MultiVaLUe: Multilingual Variety-aware Language Understanding Technology

What is your project about?

The goal of MultiVaLUe is to develop algorithms for information extraction enabling small languages to get a significant step closer to accuracy levels of well-supported languages like English. To do so, the project will devise extraction algorithms that work under limited (or lack of) training data.

How did you become interested in your particular field of research?

During my BSc studies, I did an elective in computational linguistics. This opened to me the wonderful and challenging world of language and natural language processing (NLP). Language poses so many challenges (way more than we humans would ever think). To equip computers with language capabilities fascinated me from the very first moment. I am very happy to contribute to this exciting and fast-growing research field whose output has potential for immediate impact on society, for example, via machine translation or digital assistants.
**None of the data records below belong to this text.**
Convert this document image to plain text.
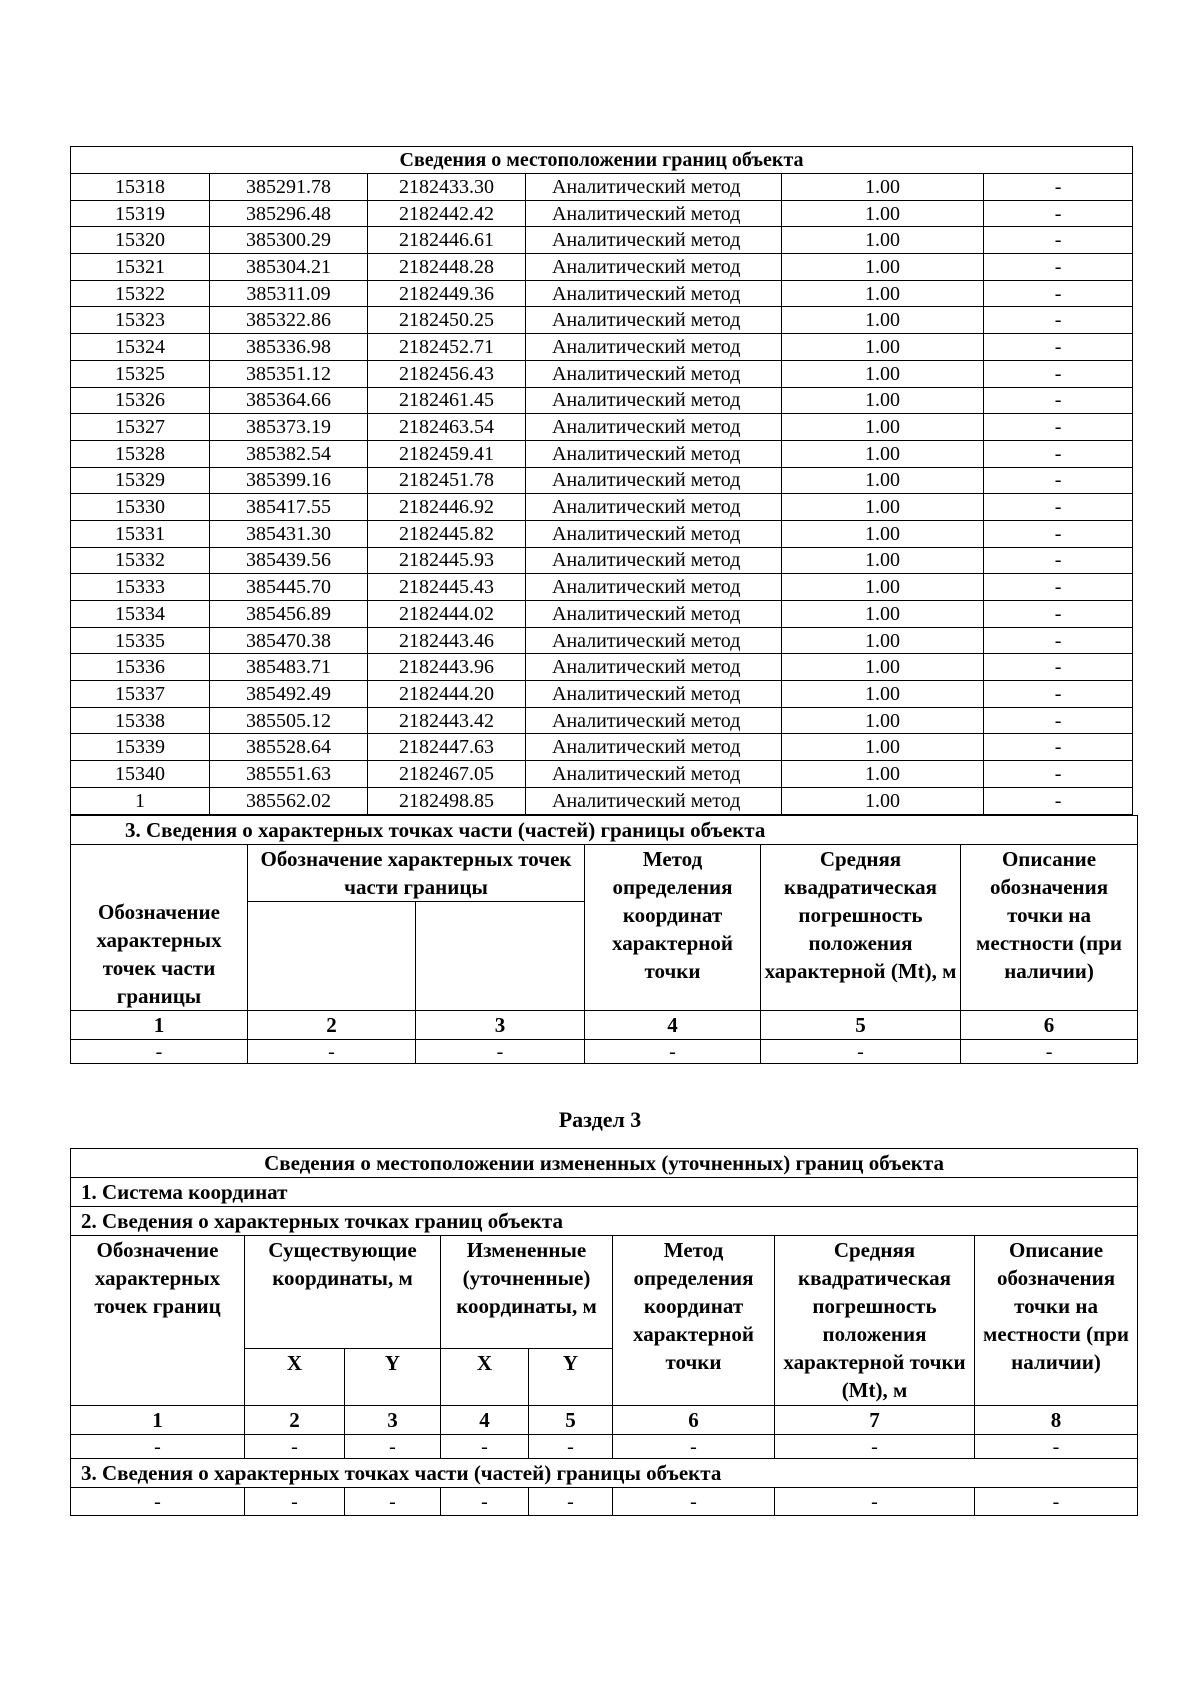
Сведения о местоположении границ объекта					
15318	385291.78	2182433.30	Аналитический метод	1.00	-
15319	385296.48	2182442.42	Аналитический метод	1.00	-
15320	385300.29	2182446.61	Аналитический метод	1.00	-
15321	385304.21	2182448.28	Аналитический метод	1.00	-
15322	385311.09	2182449.36	Аналитический метод	1.00	-
15323	385322.86	2182450.25	Аналитический метод	1.00	-
15324	385336.98	2182452.71	Аналитический метод	1.00	-
15325	385351.12	2182456.43	Аналитический метод	1.00	-
15326	385364.66	2182461.45	Аналитический метод	1.00	-
15327	385373.19	2182463.54	Аналитический метод	1.00	-
15328	385382.54	2182459.41	Аналитический метод	1.00	-
15329	385399.16	2182451.78	Аналитический метод	1.00	-
15330	385417.55	2182446.92	Аналитический метод	1.00	-
15331	385431.30	2182445.82	Аналитический метод	1.00	-
15332	385439.56	2182445.93	Аналитический метод	1.00	-
15333	385445.70	2182445.43	Аналитический метод	1.00	-
15334	385456.89	2182444.02	Аналитический метод	1.00	-
15335	385470.38	2182443.46	Аналитический метод	1.00	-
15336	385483.71	2182443.96	Аналитический метод	1.00	-
15337	385492.49	2182444.20	Аналитический метод	1.00	-
15338	385505.12	2182443.42	Аналитический метод	1.00	-
15339	385528.64	2182447.63	Аналитический метод	1.00	-
15340	385551.63	2182467.05	Аналитический метод	1.00	-
1	385562.02	2182498.85	Аналитический метод	1.00	-
3. Сведения о характерных точках части (частей) границы объекта					
Обозначение характерных точек части границы	Обозначение характерных точек части границы		Метод определения координат характерной точки	Средняя квадратическая погрешность положения характерной (Mt), м	Описание обозначения точки на местности (при наличии)

1	2	3	4	5	6
-	-	-	-	-	-
Раздел 3
Сведения о местоположении измененных (уточненных) границ объекта							
1. Система координат							
2. Сведения о характерных точках границ объекта							
Обозначение характерных точек границ	Существующие координаты, м		Измененные (уточненные) координаты, м		Метод определения координат характерной точки	Средняя квадратическая погрешность положения характерной точки (Mt), м	Описание обозначения точки на местности (при наличии)
	X	Y	X	Y			
1	2	3	4	5	6	7	8
-	-	-	-	-	-	-	-
3. Сведения о характерных точках части (частей) границы объекта							
-	-	-	-	-	-	-	-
What are the scientific challenges and perspectives in your project?

The lack of dedicated resources and the variety of language makes Natural Language Understanding very challenging. Language is complex and constantly evolving. The project addresses one of the most important challenges in the field: improving the ability to generalize across tasks, languages and language varieties. Modern neural network have led to enormous progress in the field, but they are very data intense which leads to significant drops in accuracy. One of the project’s key challenges is to develop algorithms that learn under minimal guidance and continuously improve. Achieving this goal means opening up technology to more languages and language varieties.

What is your estimate of the impact, which your project may have to society in the long term?

My project will contribute to make Natural Language Understanding, in particular, information extraction technology from text, more accurate and make it available to more languages and language varieties. This will support information access to big multilingual document collections. As specific use case, we collaborate with Styrelsen for Arbejdsmarket en Rekruttering to analyze job skill demands in Denmark.

Which impact do you expect the Sapere Aude programme will have on your career as a researcher?

The Sapere Aude project strengthens innovation in artificial intelligence technology for text understanding. It enables me to build a leading independent research group to strengthen AI research in Denmark and the international level. It facilitates collaboration with the national public sector and the leading international research groups in the field.

Background and personal life

I am living with my husband in Copenhagen. I come from a German-speaking minority from a multilingual province in Northern Italy and I love being out in nature. The best vacation is hiking back home in the Dolomite mountains.